Clear-Text Patch? was: Re: OpenSSH 5.1: call for testing
rapier
rapier at psc.edu
Thu Jul 24 02:10:58 EST 2008
Dag-Erling Smørgrav wrote:
> Depends on the context. I rarely use the "none" cipher, and haven't in
> a while, but it has always been on a trusted network, between two
> servers connected to the same switch. I would never use the "none"
> cipher over an untrusted link, even if only for "bulk data transport".
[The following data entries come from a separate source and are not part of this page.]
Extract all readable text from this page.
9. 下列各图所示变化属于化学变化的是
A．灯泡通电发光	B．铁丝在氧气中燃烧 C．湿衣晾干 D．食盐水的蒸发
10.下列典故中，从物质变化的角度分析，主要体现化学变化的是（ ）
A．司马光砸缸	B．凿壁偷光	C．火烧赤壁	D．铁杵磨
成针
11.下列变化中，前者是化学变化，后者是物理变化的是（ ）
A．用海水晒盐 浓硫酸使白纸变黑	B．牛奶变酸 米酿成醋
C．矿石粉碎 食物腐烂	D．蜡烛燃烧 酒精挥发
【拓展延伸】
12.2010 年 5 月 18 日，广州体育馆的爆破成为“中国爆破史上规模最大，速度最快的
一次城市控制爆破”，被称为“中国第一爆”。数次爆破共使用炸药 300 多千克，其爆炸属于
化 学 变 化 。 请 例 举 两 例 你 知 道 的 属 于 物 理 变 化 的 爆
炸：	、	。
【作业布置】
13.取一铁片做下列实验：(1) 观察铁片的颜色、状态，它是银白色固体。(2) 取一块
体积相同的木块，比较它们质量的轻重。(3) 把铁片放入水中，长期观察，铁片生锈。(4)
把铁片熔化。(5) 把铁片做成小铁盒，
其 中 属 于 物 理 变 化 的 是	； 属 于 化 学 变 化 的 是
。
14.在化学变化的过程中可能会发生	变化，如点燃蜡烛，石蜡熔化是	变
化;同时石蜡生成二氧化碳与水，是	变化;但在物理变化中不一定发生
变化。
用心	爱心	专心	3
There are times in which en clear authentication is acceptable but I
find it probably better to treat every network as not being trust
worthy. However, I do think there are many times in which is perfectly
acceptable to transfer bulk data en clear - most data is not sensitive
to the point where leaking it would prove to be problematic. For
example, if you are transferring a hundred terabytes of weather station
data to a supercomputing site for storm analysis (which is the class of
user I write for) the data isn't sensitive at all. Primary concerns
would be the speed of the transfer and meeting the required security
aspects (authentication, data integrity). This is why the majority of
the high performance bulk data transfer applications - like kftp,
gridftp, bbftp, and so forth don't encrypt the data but use strong
security on the authentication.
However, there are time when this is unacceptable - which is why we
developed a multi-threaded aes-ctr cipher. We've been able to get
900Mb/s transatlantic with aes256 that way.
Also, I'm thinking that you actually do unencrypted bulk data transfer
over untrusted links. I know I just did it a few minutes ago when I got
the 5.1 OpenSSH distribution from a mirror site.